In 2024, researchers at Stanford’s RegLab and Institute for Human-Centered AI (HAI) tested the leading commercial legal-AI research products against their own marketing. Vendors including LexisNexis and Thomson Reuters had claimed that by using retrieval-augmented generation (RAG) - grounding a language model in a database of real legal documents - their tools “eliminated,” “avoided,” or guaranteed “hallucination-free” legal citations. The Stanford team built a preregistered dataset of over 200 open-ended legal queries and measured how often each system produced false information.

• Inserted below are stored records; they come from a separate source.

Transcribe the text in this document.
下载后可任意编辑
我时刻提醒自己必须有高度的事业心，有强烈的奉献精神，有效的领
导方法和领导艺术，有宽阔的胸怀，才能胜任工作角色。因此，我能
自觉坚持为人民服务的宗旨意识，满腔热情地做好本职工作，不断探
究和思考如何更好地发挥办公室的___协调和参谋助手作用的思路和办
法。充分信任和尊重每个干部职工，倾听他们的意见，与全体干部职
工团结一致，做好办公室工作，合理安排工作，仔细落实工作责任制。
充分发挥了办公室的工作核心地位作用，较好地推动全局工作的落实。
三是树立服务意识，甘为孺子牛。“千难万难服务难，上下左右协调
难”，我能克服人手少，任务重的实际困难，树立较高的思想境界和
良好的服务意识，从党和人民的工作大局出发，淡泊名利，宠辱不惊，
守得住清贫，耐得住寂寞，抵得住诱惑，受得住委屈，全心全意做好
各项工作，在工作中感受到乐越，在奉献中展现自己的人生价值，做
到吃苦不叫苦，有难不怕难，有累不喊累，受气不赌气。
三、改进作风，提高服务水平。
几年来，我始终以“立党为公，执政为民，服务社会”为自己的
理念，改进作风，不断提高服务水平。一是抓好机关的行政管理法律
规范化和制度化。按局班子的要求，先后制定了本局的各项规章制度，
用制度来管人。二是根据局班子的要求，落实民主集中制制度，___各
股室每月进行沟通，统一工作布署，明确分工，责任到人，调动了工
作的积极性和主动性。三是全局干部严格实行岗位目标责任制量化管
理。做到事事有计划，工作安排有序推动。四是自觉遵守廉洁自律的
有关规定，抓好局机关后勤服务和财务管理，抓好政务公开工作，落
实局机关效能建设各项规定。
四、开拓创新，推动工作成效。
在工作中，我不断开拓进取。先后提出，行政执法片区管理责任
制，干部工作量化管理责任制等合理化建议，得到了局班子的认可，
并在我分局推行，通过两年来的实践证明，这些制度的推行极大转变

The results undercut the marketing. Lexis+ AI and Thomson Reuters’s Ask Practical Law AI produced incorrect information more than 17% of the time, and Westlaw’s AI-Assisted Research hallucinated more than 34% of the time. The tools did meaningfully reduce errors compared with a general-purpose model like GPT-4 - which the authors’ earlier work found hallucinated on legal queries 58% to 82% of the time - so RAG helped. But “helped” was a long way from the absolute claims, and the paper argued that providers had not even precisely defined what they meant by “hallucination.” The study introduced a typology distinguishing genuinely false statements from merely misgrounded ones.
The work landed amid a string of real-world incidents, including the New York lawyers sanctioned in 2023 for filing ChatGPT-invented cases, and a growing public database tracking hallucinated citations in court filings. Chief Justice John Roberts had flagged AI hallucinations in his 2023 year-end report on the judiciary.
Why business readers should care: the paper is a concrete warning that “RAG eliminates hallucinations” is a marketing claim, not an engineering guarantee. Even purpose-built, retrieval-grounded tools in a high-stakes domain were wrong on a meaningful share of queries - which is why human verification of AI output remains a professional obligation, not an optional step.